John C. Chao, D.D.S.

Research Associate Professor, University at Buffalo, SUNY
Adjunct Assistant Professor, Ostrow School of Dentistry, USC

(626) 308-9104

News & Press

Bad Bite & Bad Posture Related?
Can better bite give you better athletic performance?

Dental occlusion or “your bite” could be defined as contact between the top and bottom teeth when closing the mouth. Correction of the bite through orthodontic and other treatments leads to better dental health. It’s been known in the field of occlusion that malocclusion (bad bite) may be associated with neck, back and other postural problems. Lately, two new studies appear to further confirm this clinical hypothesis.

Two new studies, carried out in collaboration between the Department of Physiology at the University of Barcelona (Spain) and the University of Innsbruck (Austria), indicate a connection between bad bite and poor posture.

"When there is a malocclusion, it is classified according to scientifically established criteria. What is relevant in the study is that malocclusions have also been associated with different motor and physiological alterations," explains Sonia Julià-Sánchez to Sinc, the main author of the studies and a researcher at the Catalan University.

Both studies, whose results have been published in Motor Control and Neuroscience Letters, provide conclusive data which show that postural control is improved -both in static and dynamic equilibrium- when different malocclusions are corrected by positioning the jaw in a neutral position.

It has been known that athletic performance can be enhanced through bite guards as well as other means of bite correction. These studies further emphasize the role occlusion plays in the prevention of injuries such as sprains, strains and fractures caused by unexpected instability as fatigue increases and motor control capacity decreases.

"Therefore, it would be helpful for both the general population and athletes to consider correcting dental occlusions to improve postural control and thus prevent possible falls and instability due to a lack of motor system response," adds Julià-Sánchez.

"Postural control is the result of a complex system that includes different sensory and motor elements arising from visual, somatosensory and vestibular information," explains the expert.
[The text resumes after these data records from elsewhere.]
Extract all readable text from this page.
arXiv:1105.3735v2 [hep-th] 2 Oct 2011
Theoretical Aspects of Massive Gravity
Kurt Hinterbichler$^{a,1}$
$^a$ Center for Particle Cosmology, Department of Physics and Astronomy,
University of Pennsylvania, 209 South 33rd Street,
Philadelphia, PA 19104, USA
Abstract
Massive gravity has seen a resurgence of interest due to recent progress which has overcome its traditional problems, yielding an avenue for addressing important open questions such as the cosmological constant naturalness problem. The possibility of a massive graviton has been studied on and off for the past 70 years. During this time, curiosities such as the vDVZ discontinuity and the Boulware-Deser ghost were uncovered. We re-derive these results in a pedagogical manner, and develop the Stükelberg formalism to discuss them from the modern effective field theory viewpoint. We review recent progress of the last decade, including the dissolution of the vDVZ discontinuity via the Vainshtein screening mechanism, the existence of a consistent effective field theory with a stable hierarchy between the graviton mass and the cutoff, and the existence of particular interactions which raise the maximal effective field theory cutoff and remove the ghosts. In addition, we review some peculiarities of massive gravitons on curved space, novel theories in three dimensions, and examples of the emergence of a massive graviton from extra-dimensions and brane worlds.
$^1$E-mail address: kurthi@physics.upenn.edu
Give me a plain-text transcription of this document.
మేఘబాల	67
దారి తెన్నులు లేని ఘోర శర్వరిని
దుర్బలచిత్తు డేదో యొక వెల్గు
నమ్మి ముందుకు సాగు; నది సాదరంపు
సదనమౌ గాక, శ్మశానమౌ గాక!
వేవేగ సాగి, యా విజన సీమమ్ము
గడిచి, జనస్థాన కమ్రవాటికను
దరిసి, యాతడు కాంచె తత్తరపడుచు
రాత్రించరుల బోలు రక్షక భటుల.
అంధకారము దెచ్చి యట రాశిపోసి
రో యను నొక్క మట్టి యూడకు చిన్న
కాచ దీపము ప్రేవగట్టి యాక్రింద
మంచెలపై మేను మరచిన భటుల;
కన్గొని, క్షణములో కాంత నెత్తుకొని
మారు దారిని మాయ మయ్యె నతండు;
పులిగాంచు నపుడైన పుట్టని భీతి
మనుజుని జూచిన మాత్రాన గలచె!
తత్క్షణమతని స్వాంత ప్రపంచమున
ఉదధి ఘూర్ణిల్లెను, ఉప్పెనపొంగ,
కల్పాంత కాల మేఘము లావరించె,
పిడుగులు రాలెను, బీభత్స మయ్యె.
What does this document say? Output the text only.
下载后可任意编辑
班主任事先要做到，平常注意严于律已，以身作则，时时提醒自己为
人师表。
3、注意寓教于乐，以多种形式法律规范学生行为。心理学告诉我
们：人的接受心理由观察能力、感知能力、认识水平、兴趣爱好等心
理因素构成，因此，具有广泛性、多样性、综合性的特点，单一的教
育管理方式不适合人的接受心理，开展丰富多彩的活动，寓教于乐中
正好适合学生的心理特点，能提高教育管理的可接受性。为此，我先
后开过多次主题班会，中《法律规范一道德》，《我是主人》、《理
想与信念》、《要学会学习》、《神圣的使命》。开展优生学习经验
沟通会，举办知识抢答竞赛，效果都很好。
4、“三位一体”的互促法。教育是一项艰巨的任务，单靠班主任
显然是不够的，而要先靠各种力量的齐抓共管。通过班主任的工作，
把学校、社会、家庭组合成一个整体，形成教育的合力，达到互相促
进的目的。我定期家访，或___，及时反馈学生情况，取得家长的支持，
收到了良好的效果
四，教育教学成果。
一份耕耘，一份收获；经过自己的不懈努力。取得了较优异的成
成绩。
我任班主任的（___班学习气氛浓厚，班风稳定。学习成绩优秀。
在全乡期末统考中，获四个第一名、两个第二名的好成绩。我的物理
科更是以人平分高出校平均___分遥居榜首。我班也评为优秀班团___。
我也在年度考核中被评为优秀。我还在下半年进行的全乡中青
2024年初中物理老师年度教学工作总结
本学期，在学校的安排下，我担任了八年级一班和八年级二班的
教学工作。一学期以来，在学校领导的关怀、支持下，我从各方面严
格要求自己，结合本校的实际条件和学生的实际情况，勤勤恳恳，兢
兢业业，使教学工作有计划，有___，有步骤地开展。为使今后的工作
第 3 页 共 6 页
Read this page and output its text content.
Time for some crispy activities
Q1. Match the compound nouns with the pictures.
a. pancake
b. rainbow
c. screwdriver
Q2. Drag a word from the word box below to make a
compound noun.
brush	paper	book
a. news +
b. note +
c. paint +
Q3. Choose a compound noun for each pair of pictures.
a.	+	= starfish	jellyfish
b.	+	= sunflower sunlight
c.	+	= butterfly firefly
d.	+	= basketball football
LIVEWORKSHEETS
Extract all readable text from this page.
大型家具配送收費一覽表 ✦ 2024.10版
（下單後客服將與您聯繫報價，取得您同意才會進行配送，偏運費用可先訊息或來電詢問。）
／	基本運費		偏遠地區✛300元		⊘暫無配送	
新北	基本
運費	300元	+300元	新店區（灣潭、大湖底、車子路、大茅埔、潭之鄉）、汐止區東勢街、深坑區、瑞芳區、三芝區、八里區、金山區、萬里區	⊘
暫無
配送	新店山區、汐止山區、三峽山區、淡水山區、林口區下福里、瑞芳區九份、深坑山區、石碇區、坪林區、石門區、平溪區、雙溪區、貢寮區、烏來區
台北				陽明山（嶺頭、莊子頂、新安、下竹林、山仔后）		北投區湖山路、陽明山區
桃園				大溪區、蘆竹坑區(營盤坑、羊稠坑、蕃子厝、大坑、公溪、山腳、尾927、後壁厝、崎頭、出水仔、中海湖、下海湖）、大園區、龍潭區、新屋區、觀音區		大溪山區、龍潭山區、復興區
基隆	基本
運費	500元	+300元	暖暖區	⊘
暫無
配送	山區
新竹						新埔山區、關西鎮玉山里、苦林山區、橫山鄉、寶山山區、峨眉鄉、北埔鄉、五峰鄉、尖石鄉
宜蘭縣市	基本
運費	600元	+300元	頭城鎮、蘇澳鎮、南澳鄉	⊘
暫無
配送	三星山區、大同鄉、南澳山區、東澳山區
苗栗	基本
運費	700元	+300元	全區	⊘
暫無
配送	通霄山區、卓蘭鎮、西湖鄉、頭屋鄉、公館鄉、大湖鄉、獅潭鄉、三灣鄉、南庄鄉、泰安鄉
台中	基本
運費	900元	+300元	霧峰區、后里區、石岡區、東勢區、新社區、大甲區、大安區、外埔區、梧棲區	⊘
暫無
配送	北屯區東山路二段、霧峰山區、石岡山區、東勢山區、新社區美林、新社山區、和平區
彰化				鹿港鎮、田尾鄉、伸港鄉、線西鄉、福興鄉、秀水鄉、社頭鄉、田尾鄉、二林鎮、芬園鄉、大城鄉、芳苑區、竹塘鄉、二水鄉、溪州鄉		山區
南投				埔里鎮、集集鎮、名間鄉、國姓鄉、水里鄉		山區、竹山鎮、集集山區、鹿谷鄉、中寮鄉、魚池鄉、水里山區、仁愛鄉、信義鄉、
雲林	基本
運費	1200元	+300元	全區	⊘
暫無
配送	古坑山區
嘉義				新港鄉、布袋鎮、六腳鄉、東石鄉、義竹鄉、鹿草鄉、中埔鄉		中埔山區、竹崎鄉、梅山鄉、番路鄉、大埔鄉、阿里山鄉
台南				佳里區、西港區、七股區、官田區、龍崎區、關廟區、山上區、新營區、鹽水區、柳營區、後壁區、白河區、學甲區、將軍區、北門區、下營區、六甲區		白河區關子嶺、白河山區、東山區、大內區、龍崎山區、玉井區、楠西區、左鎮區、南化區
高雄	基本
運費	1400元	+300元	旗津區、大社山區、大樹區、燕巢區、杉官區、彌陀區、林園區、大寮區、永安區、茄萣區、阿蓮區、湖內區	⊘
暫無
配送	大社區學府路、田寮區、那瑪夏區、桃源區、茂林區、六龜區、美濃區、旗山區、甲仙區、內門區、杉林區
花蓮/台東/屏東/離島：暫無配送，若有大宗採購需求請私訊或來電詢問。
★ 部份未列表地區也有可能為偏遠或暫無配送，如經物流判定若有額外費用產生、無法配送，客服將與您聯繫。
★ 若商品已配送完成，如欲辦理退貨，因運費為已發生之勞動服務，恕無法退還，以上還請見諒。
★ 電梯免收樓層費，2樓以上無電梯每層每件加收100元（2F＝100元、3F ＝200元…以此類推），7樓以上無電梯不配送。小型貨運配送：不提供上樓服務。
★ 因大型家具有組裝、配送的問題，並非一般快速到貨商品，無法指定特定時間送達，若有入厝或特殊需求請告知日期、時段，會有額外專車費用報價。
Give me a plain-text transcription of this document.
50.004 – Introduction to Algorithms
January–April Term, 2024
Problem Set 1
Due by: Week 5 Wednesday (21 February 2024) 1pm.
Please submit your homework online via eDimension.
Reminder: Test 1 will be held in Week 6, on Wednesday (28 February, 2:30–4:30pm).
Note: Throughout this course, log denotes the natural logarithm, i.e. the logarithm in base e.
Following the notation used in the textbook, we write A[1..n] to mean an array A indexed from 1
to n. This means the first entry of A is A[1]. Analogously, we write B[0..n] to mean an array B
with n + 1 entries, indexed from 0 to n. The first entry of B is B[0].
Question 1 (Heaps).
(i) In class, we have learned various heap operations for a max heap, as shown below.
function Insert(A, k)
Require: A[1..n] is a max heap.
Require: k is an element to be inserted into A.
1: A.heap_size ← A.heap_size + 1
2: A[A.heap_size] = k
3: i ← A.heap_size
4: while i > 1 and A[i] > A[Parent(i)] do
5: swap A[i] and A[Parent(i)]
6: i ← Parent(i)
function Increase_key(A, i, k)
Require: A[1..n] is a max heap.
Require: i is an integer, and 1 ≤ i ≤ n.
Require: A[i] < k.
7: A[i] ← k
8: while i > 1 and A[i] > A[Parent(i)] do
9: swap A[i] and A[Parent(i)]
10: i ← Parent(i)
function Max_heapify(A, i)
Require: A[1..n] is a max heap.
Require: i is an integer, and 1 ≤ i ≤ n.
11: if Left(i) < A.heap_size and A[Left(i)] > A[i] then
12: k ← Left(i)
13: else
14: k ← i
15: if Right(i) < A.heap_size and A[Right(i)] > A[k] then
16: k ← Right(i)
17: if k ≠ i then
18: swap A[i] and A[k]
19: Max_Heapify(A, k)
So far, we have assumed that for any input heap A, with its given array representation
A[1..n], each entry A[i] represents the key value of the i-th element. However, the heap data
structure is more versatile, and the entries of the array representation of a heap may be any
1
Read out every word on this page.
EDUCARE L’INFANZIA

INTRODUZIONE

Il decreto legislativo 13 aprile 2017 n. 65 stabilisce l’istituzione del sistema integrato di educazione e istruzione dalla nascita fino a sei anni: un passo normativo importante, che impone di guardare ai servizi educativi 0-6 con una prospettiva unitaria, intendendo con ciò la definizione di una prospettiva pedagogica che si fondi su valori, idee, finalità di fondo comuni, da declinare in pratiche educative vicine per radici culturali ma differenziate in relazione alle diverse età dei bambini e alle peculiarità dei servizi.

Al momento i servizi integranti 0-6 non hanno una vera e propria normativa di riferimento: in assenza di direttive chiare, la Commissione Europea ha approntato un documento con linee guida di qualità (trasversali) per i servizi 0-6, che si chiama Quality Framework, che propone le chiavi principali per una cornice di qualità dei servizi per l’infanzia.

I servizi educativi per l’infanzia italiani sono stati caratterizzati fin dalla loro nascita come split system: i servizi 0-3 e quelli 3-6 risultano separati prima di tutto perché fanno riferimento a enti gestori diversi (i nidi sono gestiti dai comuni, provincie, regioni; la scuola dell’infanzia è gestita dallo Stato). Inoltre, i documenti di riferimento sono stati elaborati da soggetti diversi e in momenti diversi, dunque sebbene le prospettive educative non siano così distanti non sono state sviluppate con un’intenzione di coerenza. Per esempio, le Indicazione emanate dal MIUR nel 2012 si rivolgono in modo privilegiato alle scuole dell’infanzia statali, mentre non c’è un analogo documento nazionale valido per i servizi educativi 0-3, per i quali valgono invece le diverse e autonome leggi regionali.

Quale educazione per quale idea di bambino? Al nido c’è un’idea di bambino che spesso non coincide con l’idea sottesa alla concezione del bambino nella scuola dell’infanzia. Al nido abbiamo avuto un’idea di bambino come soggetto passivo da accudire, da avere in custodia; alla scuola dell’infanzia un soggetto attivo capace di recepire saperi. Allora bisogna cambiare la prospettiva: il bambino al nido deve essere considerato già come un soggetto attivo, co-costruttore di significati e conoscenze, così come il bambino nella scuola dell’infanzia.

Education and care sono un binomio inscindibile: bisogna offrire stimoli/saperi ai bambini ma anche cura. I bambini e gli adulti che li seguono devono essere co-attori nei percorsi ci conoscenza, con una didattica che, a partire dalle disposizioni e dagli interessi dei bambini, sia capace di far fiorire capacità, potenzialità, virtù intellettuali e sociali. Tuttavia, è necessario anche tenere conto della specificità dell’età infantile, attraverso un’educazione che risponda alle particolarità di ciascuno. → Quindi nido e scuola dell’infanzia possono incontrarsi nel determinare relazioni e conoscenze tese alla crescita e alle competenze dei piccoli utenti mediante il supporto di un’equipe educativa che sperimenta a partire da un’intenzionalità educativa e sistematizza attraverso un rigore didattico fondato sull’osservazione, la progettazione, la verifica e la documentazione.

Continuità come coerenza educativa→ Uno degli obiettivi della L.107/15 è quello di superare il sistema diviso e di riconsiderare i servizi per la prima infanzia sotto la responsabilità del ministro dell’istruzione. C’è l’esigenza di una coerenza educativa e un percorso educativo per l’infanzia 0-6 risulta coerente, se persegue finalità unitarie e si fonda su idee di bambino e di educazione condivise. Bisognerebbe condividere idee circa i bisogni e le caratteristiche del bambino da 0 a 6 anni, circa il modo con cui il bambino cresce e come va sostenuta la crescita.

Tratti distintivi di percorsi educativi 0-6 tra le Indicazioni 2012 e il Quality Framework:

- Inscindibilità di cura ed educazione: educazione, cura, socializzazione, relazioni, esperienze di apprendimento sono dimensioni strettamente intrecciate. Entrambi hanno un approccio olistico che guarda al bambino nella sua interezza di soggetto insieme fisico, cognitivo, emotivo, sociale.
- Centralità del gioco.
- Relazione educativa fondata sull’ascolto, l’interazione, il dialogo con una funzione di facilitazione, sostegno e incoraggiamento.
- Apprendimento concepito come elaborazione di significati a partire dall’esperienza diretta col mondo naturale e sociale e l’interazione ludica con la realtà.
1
Dr. Julià-Sánchez explains neurophysiological aspects of the phenomenon. There is a reciprocal influence between the trigeminal nerve and the vestibular nucleus which are responsible for the masticatory function and balance control, respectively as well as between the muscles of mastication and of the neck. This influence would explain why dental malocclusions negatively affect postural control. Up until now, however, there was no conclusive research.

"The main problem stems from the fact that the majority of these studies had statically assessed balance under conditions of total stability, which in practice has little actual application in the control of posture while in action," points out Julià-Sánchez.

The first study took into account the type of dental occlusion as well as whether there had been previous orthodontic treatment. The results showed that alterations in alignment of the teeth were related to poorer control of static balance.

The second study assessed the type of dental occlusion, control of posture and physical fatigue in order to analyze a possible relationship among these factors. The analysis demonstrated that balance improved when malocclusions were corrected, and that the latter had a greater impact on postural control when subjects were fatigued than when they were rested.

The take home lesson from these studies is that, no matter what age or occupation, malocclusion should be corrected. This could at the least prevent falls and accidents.

So see your dentist regularly and ask about your "bite."